February 6th marks the religious holiday of Candlemas Day or Día de la Candelaria in Mexico. On this day, also referred to as the Feast of the Purification of the Blessed Virgin and Presentation of the Lord, is celebrated as the day Mary took baby Jesus to the Temple of Bethlehem for the first time. Candlemas is celebrated in many countries around the world, but there are certain traditions that you can only experience in Mexico.
Candlemas festivities actually begin a month earlier on January 6th, Día de Los Reyes (Three Kings Day), when families gather to eat Rosca de Reyes, a cake with the figurine of a baby baked into it.

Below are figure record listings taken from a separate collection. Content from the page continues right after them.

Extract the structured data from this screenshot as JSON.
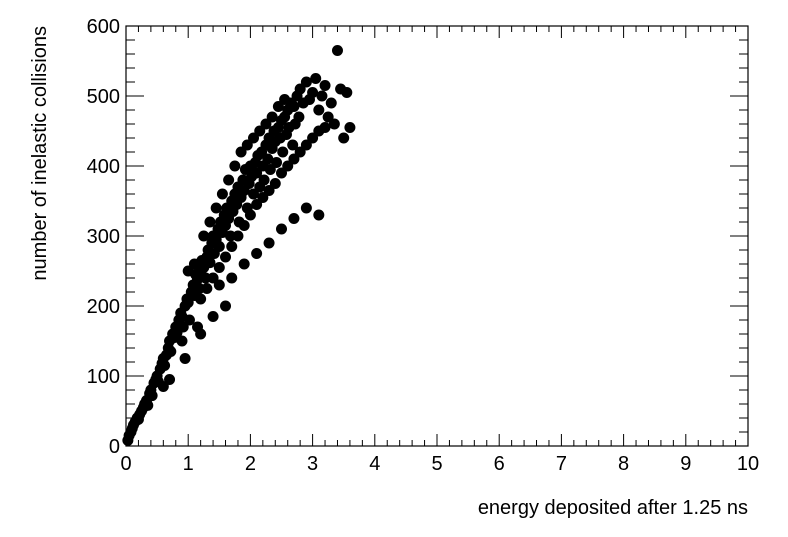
{
  "chart_data": {
    "type": "scatter",
    "title": "",
    "xlabel": "energy deposited after 1.25 ns",
    "ylabel": "number of inelastic collisions",
    "xlim": [
      0,
      10
    ],
    "ylim": [
      0,
      600
    ],
    "x_ticks": [
      0,
      1,
      2,
      3,
      4,
      5,
      6,
      7,
      8,
      9,
      10
    ],
    "y_ticks": [
      0,
      100,
      200,
      300,
      400,
      500,
      600
    ],
    "x_tick_labels": [
      "0",
      "1",
      "2",
      "3",
      "4",
      "5",
      "6",
      "7",
      "8",
      "9",
      "10"
    ],
    "y_tick_labels": [
      "0",
      "100",
      "200",
      "300",
      "400",
      "500",
      "600"
    ],
    "grid": false,
    "marker_color": "#000000",
    "series": [
      {
        "points": [
          [
            0.03,
            8
          ],
          [
            0.05,
            15
          ],
          [
            0.08,
            20
          ],
          [
            0.1,
            25
          ],
          [
            0.12,
            30
          ],
          [
            0.15,
            35
          ],
          [
            0.18,
            40
          ],
          [
            0.2,
            38
          ],
          [
            0.22,
            45
          ],
          [
            0.25,
            50
          ],
          [
            0.28,
            55
          ],
          [
            0.3,
            60
          ],
          [
            0.33,
            65
          ],
          [
            0.35,
            58
          ],
          [
            0.38,
            75
          ],
          [
            0.4,
            80
          ],
          [
            0.42,
            72
          ],
          [
            0.45,
            90
          ],
          [
            0.48,
            95
          ],
          [
            0.5,
            100
          ],
          [
            0.52,
            92
          ],
          [
            0.55,
            110
          ],
          [
            0.58,
            118
          ],
          [
            0.6,
            125
          ],
          [
            0.62,
            115
          ],
          [
            0.65,
            130
          ],
          [
            0.68,
            140
          ],
          [
            0.7,
            150
          ],
          [
            0.72,
            135
          ],
          [
            0.75,
            160
          ],
          [
            0.78,
            155
          ],
          [
            0.8,
            170
          ],
          [
            0.82,
            162
          ],
          [
            0.85,
            180
          ],
          [
            0.88,
            190
          ],
          [
            0.9,
            185
          ],
          [
            0.92,
            170
          ],
          [
            0.95,
            200
          ],
          [
            0.98,
            210
          ],
          [
            1.0,
            205
          ],
          [
            1.02,
            180
          ],
          [
            1.05,
            220
          ],
          [
            1.08,
            230
          ],
          [
            1.1,
            215
          ],
          [
            1.12,
            245
          ],
          [
            1.15,
            238
          ],
          [
            1.18,
            225
          ],
          [
            1.2,
            250
          ],
          [
            1.22,
            265
          ],
          [
            1.25,
            255
          ],
          [
            1.28,
            240
          ],
          [
            1.3,
            270
          ],
          [
            1.32,
            280
          ],
          [
            1.35,
            262
          ],
          [
            1.38,
            290
          ],
          [
            1.4,
            300
          ],
          [
            1.42,
            275
          ],
          [
            1.45,
            295
          ],
          [
            1.48,
            310
          ],
          [
            1.5,
            285
          ],
          [
            1.52,
            320
          ],
          [
            1.55,
            305
          ],
          [
            1.58,
            330
          ],
          [
            1.6,
            315
          ],
          [
            1.62,
            340
          ],
          [
            1.65,
            325
          ],
          [
            1.68,
            300
          ],
          [
            1.7,
            350
          ],
          [
            1.72,
            335
          ],
          [
            1.75,
            360
          ],
          [
            1.78,
            345
          ],
          [
            1.8,
            370
          ],
          [
            1.82,
            320
          ],
          [
            1.85,
            355
          ],
          [
            1.88,
            380
          ],
          [
            1.9,
            365
          ],
          [
            1.92,
            395
          ],
          [
            1.95,
            340
          ],
          [
            1.98,
            375
          ],
          [
            2.0,
            400
          ],
          [
            2.02,
            385
          ],
          [
            2.05,
            360
          ],
          [
            2.08,
            405
          ],
          [
            2.1,
            390
          ],
          [
            2.12,
            415
          ],
          [
            2.15,
            370
          ],
          [
            2.18,
            420
          ],
          [
            2.2,
            400
          ],
          [
            2.22,
            380
          ],
          [
            2.25,
            430
          ],
          [
            2.28,
            410
          ],
          [
            2.3,
            440
          ],
          [
            2.32,
            395
          ],
          [
            2.35,
            425
          ],
          [
            2.38,
            450
          ],
          [
            2.4,
            435
          ],
          [
            2.42,
            405
          ],
          [
            2.45,
            455
          ],
          [
            2.48,
            440
          ],
          [
            2.5,
            465
          ],
          [
            2.52,
            420
          ],
          [
            2.55,
            470
          ],
          [
            2.58,
            445
          ],
          [
            2.6,
            480
          ],
          [
            2.62,
            455
          ],
          [
            2.65,
            490
          ],
          [
            2.68,
            430
          ],
          [
            2.7,
            485
          ],
          [
            2.72,
            460
          ],
          [
            2.75,
            500
          ],
          [
            2.78,
            470
          ],
          [
            2.8,
            510
          ],
          [
            2.85,
            490
          ],
          [
            2.9,
            520
          ],
          [
            2.95,
            495
          ],
          [
            3.0,
            505
          ],
          [
            3.05,
            525
          ],
          [
            3.1,
            480
          ],
          [
            3.15,
            500
          ],
          [
            3.2,
            515
          ],
          [
            3.25,
            470
          ],
          [
            3.3,
            490
          ],
          [
            3.35,
            460
          ],
          [
            3.4,
            565
          ],
          [
            3.45,
            510
          ],
          [
            3.5,
            440
          ],
          [
            3.55,
            505
          ],
          [
            3.6,
            455
          ],
          [
            1.0,
            250
          ],
          [
            1.1,
            260
          ],
          [
            1.25,
            300
          ],
          [
            1.35,
            320
          ],
          [
            1.45,
            340
          ],
          [
            1.55,
            360
          ],
          [
            1.65,
            380
          ],
          [
            1.75,
            400
          ],
          [
            1.85,
            420
          ],
          [
            1.95,
            430
          ],
          [
            2.05,
            440
          ],
          [
            2.15,
            450
          ],
          [
            2.25,
            460
          ],
          [
            2.35,
            470
          ],
          [
            2.45,
            485
          ],
          [
            2.55,
            495
          ],
          [
            1.2,
            210
          ],
          [
            1.3,
            225
          ],
          [
            1.4,
            240
          ],
          [
            1.5,
            255
          ],
          [
            1.6,
            270
          ],
          [
            1.7,
            285
          ],
          [
            1.8,
            300
          ],
          [
            1.9,
            315
          ],
          [
            2.0,
            330
          ],
          [
            2.1,
            345
          ],
          [
            2.2,
            355
          ],
          [
            2.3,
            365
          ],
          [
            2.4,
            375
          ],
          [
            2.5,
            390
          ],
          [
            2.6,
            400
          ],
          [
            2.7,
            410
          ],
          [
            2.8,
            420
          ],
          [
            2.9,
            430
          ],
          [
            3.0,
            440
          ],
          [
            3.1,
            450
          ],
          [
            3.2,
            455
          ],
          [
            1.5,
            230
          ],
          [
            1.7,
            240
          ],
          [
            1.9,
            260
          ],
          [
            2.1,
            275
          ],
          [
            2.3,
            290
          ],
          [
            2.5,
            310
          ],
          [
            2.7,
            325
          ],
          [
            2.9,
            340
          ],
          [
            3.1,
            330
          ],
          [
            1.2,
            160
          ],
          [
            1.4,
            185
          ],
          [
            1.6,
            200
          ],
          [
            0.9,
            150
          ],
          [
            0.95,
            125
          ],
          [
            1.15,
            170
          ],
          [
            0.6,
            85
          ],
          [
            0.7,
            95
          ]
        ]
      }
    ]
  }
}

Whoever gets the baby is tasked with planning the Candlemas gathering a month later.
Because Día de la Candelaria is not widely celebrated across all regions of Mexico, you will find most people celebrating at home with family and friends, communing around a large dinner of tamales (provided by whoever received the baby figurine in January) and a porridge-like drink called ‘atole.’ For a special treat, a chocolate version called champurrado is prepared.
Both atole and tamales are made with corn masa, harkening back to the ancient Aztecs who worshipped and asked the gods for a bountiful harvest on February 2nd.
To round out the day, those who kept a home nativity during Christmas will dress up their Christ Child and present him at the local church, as it is believed Mary did with Jesus.